A new poll released by Americans for Financial Reform and the Center for Responsible Lending suggests that voters are concerned about the current direction of the Bureau of Consumer Financial Protection (BCFP) and want more regulation of Wall Street. The poll questioned 1,000 likely voters by telephone. The poll also sought to categorize the results by the respondents’ political affiliation to determine how the results stack up by political party.

According to the publicly released key polling highlights, a majority of Americans -- ranging anywhere between 72% and 81% depending on the question -- are at least somewhat, if not very, concerned about the BCFP’s current direction. Some of the highlighted concerns include:

  • “Ending public access to the database of complaints filed against banks and other financial firms.”
  • “Changing the mission of the [BCFP] to cutting regulation rather than protecting consumers.”

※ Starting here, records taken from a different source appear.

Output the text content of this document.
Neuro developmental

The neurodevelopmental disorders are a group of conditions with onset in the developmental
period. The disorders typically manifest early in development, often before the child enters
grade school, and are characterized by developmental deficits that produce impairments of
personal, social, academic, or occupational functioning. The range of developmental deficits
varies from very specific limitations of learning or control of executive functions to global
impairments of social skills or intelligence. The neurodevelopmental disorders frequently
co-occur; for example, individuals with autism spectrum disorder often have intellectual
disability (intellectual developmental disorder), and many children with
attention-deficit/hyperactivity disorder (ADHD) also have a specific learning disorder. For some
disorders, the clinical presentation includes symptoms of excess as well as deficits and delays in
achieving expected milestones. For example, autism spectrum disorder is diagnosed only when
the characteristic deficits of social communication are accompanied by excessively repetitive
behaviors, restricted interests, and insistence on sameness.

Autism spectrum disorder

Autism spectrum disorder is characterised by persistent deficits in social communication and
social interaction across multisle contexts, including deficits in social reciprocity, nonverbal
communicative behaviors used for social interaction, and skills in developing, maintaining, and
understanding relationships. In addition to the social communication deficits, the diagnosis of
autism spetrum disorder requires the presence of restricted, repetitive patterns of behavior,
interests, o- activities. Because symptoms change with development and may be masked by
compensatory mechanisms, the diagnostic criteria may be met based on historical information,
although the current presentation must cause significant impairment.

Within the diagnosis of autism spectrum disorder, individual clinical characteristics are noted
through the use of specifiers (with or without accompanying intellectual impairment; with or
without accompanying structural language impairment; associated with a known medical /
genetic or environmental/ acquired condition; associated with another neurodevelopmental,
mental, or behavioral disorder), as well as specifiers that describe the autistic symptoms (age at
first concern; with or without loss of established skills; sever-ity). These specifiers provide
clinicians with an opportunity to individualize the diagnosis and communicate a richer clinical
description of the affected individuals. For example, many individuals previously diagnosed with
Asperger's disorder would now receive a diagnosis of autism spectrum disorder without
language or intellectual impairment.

The highlights also show a strong favor among votes for the BCFP’s mission and strong enforcement of financial laws and regulations.

insideARM Perspective

While the poll is informative about the public’s view, a closer look at the questions asked makes the results a little less surprising. The most polarized answers in the poll came from leading questions such as:

  • "Q5. Should Wall Street financial companies be held accountable with tougher rules and enforcement for the practices that caused the financial crisis in 2008, or have their practices changed enough that they don’t need further regulation?"
  • "Q9. Now, on a different topic. The current total amount of outstanding student loan debt in the U.S. is one point four trillion dollars.  Do you agree or disagree that the amount of student loan debt represents a crisis, or aren’t you sure?"

All three questions geared toward debt collection had polarized responses as well. These questions asked the respondents to rank the following from “very concerning” to “not at all concerning”:

  • "[Q19a] Relying on bad or incomplete information, some debt collectors target the wrong people or try to collect on debts that have already been paid."
    • Results: 73% selected “very concerning," 18% selected "somewhat concerning."
  • "[Q19b] Debt collectors sue a million consumers each year even when they do not have the evidence to prove their case in court."
    • Results: 72% selected “very concerning," 18% selected "somewhat concerning."
  • "[Q19c] Debt collectors are seeking government approval to make pre-recorded, automated calls to cell phones for collection purposes without approval of the person being called."
    • Results: 70% selected “very concerning," 19% selected "somewhat concerning."

What this poll does not show is that the legitimate debt collectors are concerned about the very same issues. Additionally, these polling questions overlook the complexities of debt collection. For example, debt collectors rely on the information provided to them by creditors -- what if that information is not current because the consumer never notified the creditor of an address or telephone change?  Another example of complexity is the issue of passing TCPA consent between creditor and debt collector. 

Viewed in a vacuum, these poll results paint a grim picture. In reality, however, these results are not the full picture.